There was more. All of it well done, considering how little he’d given them to work with, a point that was raised ever so tactfully by the quick, decidedly enthusiastic Candace. The woman was clearly a motivating force with her team. The collective effort of that team for the success of the client seemed to be what counted to her. It was also what impressed him most about her right then. He just found himself too distracted through much of the presentation to feel more than polite interest in the offerings. First by the way she dangled one high-heeled shoe from her toes. But mostly by the curiosity and the odd concern he felt for the young woman who was again on the phone when Candace finally escorted him back to the reception area.

On the desk in front of her, Amy had the Yellow Pages open to Realtors. From what he could hear her saying about needing to “get it on the market as soon as possible,” it seemed she was arranging to sell a house.

Candace was talking, too. With his attention divided, he nearly missed the blonde’s question about how long he would be in town.

“I know you have to return to the project you’re working on in Singapore,” she said, trying to catch his eye. “But I can have my assistant make the contract changes we discussed and have the amendment ready for you to sign first thing in the morning. If you’ll still be here,” she added, hinting.

Singapore. She had pressed, politely, to know where he was now working. Since he’d had to come up with a place, he’d mentioned the location everyone at HuntCom thought would be the next logical place to develop a presence. He’d been to that thriving city and he would, hopefully, start checking out potential real estate soon. So he’d let her and the team think he was working on a complex there for a client who didn’t wish to be identified until the project was complete.

He hadn’t wanted her digging around for information on him in India. He had no idea if his name had appeared in any of the business newspapers in New Delhi lately or what the translations would say if it had. There were employees in the company paid to keep track of any mention of HuntCom or those connected with it, but that wasn’t the sort of thing he stayed on top of himself.

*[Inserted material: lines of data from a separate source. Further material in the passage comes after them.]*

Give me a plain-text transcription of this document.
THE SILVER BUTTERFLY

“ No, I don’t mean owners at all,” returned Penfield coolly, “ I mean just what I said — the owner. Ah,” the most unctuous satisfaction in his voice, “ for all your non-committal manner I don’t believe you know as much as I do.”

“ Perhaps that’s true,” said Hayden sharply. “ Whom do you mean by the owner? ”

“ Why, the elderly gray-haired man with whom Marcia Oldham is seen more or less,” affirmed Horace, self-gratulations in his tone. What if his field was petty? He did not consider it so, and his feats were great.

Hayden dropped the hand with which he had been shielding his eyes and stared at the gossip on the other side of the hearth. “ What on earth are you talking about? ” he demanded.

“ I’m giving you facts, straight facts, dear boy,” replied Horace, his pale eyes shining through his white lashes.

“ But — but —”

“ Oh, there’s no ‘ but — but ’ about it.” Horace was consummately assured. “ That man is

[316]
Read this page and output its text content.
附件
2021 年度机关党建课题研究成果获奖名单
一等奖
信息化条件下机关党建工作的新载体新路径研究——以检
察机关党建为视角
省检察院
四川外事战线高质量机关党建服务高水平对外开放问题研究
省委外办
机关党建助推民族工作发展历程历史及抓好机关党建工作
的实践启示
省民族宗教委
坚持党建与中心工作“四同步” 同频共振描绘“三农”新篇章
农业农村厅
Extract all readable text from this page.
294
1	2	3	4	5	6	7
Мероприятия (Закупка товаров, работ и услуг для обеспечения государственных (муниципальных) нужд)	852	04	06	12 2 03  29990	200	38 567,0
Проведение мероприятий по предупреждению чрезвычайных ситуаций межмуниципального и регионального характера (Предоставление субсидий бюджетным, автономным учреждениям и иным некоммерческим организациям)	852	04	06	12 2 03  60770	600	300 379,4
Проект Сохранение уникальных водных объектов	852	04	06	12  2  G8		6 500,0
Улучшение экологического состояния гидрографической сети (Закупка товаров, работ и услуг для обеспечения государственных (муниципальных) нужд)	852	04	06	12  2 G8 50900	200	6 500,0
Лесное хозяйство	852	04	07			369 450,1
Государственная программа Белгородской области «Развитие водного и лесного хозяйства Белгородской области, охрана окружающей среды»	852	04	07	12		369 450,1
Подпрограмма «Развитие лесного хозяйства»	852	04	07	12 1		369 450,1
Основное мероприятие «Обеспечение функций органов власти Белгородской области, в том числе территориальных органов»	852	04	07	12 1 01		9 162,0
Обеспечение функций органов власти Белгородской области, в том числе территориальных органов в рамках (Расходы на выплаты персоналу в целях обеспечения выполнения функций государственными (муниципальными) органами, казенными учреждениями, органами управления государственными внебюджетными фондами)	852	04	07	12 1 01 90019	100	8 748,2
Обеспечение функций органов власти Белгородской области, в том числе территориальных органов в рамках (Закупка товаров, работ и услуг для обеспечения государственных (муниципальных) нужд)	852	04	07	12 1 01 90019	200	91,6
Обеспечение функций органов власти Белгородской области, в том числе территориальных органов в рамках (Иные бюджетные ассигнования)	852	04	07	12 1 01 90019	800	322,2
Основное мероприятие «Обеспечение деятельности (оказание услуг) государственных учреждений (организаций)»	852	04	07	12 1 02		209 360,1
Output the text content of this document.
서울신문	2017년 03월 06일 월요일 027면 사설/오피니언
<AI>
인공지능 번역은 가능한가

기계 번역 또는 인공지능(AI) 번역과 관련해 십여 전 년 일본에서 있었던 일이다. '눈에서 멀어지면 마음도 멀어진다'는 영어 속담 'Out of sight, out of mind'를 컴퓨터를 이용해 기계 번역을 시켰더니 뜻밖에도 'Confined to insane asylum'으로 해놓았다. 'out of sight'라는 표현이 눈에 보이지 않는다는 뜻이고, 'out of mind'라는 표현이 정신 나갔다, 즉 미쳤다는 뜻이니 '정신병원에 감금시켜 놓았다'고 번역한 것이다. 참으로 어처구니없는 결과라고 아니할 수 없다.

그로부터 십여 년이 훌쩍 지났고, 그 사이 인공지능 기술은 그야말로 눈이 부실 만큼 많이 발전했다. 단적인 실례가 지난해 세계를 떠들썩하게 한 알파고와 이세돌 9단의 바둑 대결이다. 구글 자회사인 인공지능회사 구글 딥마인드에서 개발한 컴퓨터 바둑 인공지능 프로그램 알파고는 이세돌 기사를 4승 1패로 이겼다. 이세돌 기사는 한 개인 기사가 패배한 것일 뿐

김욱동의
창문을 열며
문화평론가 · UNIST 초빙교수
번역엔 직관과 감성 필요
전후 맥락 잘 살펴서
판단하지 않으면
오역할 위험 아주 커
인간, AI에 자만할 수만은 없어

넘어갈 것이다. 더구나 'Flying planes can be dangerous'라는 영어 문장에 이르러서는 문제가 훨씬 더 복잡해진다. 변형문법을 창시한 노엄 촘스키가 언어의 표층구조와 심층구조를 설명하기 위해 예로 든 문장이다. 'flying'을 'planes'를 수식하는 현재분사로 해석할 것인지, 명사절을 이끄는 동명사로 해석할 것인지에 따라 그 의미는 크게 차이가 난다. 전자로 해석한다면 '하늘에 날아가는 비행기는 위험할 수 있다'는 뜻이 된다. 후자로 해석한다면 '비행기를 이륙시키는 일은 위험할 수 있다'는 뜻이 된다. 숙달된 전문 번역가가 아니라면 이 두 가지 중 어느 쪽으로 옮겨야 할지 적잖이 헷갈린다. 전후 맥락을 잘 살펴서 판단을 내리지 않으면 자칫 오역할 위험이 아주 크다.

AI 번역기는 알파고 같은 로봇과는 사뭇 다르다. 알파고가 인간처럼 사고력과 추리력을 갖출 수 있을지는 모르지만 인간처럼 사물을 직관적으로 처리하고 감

He also hadn’t wanted to supply them with pictures of his former projects, all of which could be identified as HuntCom properties. But that had been easier to finesse. He’d simply told the truth; that the properties were designed under the name of the partnership he would soon be leaving. While the designs were his, they were owned by the partnership and he wasn’t at liberty to use the images on his own.

Candace’s people weren’t happy about not having art. But then, he figured they were even. He wasn’t too happy with the reason he’d had to come to them in the first place.

The reminder of why he was being forced to have a fallback company also reminded him he was losing time in his pursuit of a wife.

“I’m staying until tomorrow,” he finally told her, switching gears from Plan B. A muscle in his jaw jerked. He wasn’t at all comfortable with the subterfuge he was being forced to employ. “I have some other business I need to take care of here, so signing tomorrow works fine. If you’re free tonight, I’ll buy you a drink to toast the new campaign. If you’re available I could meet you about seven.”

She didn’t hesitate. Tipping her head, she smiled. “Seven will be perfect.”

“Can you suggest a place?”

“Where are you staying?”

He told her he was staying at The Benson, and caught the immediate, approving lift of her eyebrows at his choice of accommodations. He’d stayed at the beautiful old hotel with its venerable architecture and refined service the last time he’d been there. In one of their penthouses.

His accommodations weren’t quite as spacious now, though. When he’d checked in before, he hadn’t been thinking about the Bride Hunt or the rule about the prospective woman not knowing he had money. This time, he was in a decidedly more modest junior suite. Just in case he invited Candace up.